Kevin Drum is completely right. He's only talking about Tony Blair, but it applies to our guy too. If Bush and Blair really believe that the Downing Street Memos and other leaked items are being taken out of context and misconstrued, then they should have no problem with showing us the rest of the documents. All of them. I'm not talking about recent stuff or CIA top secret files, but just the standard kind of stuff that the Whitehouse bandies about. I mean, is it really probable that Whitehouse memos from two years ago could be so crucial to our national security? That they could give away critical information regarding Iraq and Bin Laden's whereabouts? Really? I doubt it.
If anything, it's more about saving face diplomatically and politically, than it is of critical anti-terror intel. I mean, really. What memo could we have about Bin Laden or whomever from 2002 that would give away our current plans? And they could still remove the names, cities, etc, without removing much else (assuming they can create the PDF properly).
If anything, knowing this kind of stuff might freak them out. Bin Laden might hear that one of his guys is an informant; but which one?! And is he already dead?! And would they really trust that we're telling the truth? That could certainly freak Osama out. And that goes for all those terrorist bastards. It's like a psy-ops mindfuck. The real problem is if we don't have a Bin Laden informant, and we'd just be letting him know that. Then again, he could never trust that we were being honest, so he'd probably ignore this all together.
So what we're really talking about are the down and dirty secrets. The diplomatic stuff. Perhaps we'd find out what the US gave to Pakistan and Libya and Syria and whoever, in exchange for their temporary aid and reforms. Those are the secrets they really want to hide. But aren't those things we really should know? We probably don't need to know the names, but shouldn't we know what we, the people, have been agreeing to? As a democracy, shouldn't we at least know what price we're really paying? Isn't that how it's supposed to work? How can we be an informed electorate if some of the most important things are kept secret from us? And the more important the secret, the more they get to keep it from us!
But that's not a democracy. That's crap. That's not how this is supposed to work. That's not what the contract says. And it's no good to us thirty years from now, assuming we could even get it then. We have a right to know this stuff now. President Bush is agreeing to things in our name. He's our employee. We have a right to know how the company's doing.
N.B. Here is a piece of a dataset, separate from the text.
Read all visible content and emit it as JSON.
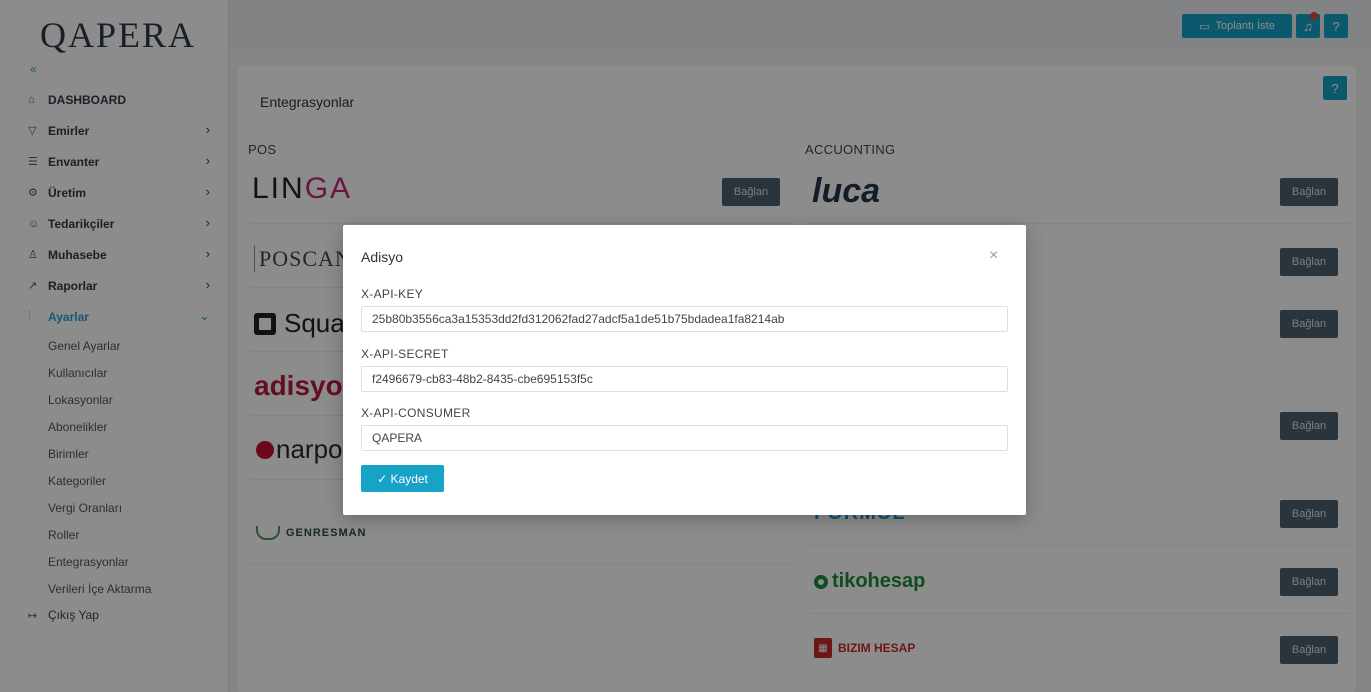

And we all know the real reason why Presidents don't like to release this stuff: It's political dynamite. We'd get access to everything, and really see how sketchy the basis for our poll-boosting terror alerts were. You know, the ones that made you a dirty traitor if you suggested they were for political reasons; though Ridge often didn't believe they were necessary and which seem to have stopped completely now that the election is over. Oh, and don't forget the big hubbub days before the election, when Bin Laden released a tape which MEMRI and Fox News pimped as a threat to all states which voted for Bush; an interpretation that the lovable Juan Cole thoroughly rejected. Maybe MEMRI was right about that threat, but Osama was full of shit about attacking. Or more likely, it wasn't Osama who was full of shit. Wouldn't it be interesting to hear some memo stuff on that?
Anyway, I made the mistake of starting this post shortly before The Daily Show started, and even though it was a rerun, I watched it and some other stuff, and now I've lost my steam. So I'll just end it here. Oh yeah, I've re-read over this post, and realize my mistake. If such memos ever existed, they certainly don't now. That's the very kind of stuff that shredders were invented for. C'est la vie.
Oh, and I forget to tie-in the title of the post into the actual post. I was just thinking that the reason Bush and Blair would rather complain about misconstrued context, rather than releasing more memos which provide that supposedly missing context, was because they are damn dirty cowards. It's not national security. It's to avoid national scandal. Maybe someday when I'm some fancy politician or even president (if you're lucky), I'll want to keep all my old memos and whatnot private; but I certainly hope not. It's a lot easier to shout about accountability and open government when you're on the outside looking in. But it really shouldn't be hard at all. If the people shouldn't know something, then maybe you shouldn't have done it. That's the basis for true democracy, and it needs to be applied now.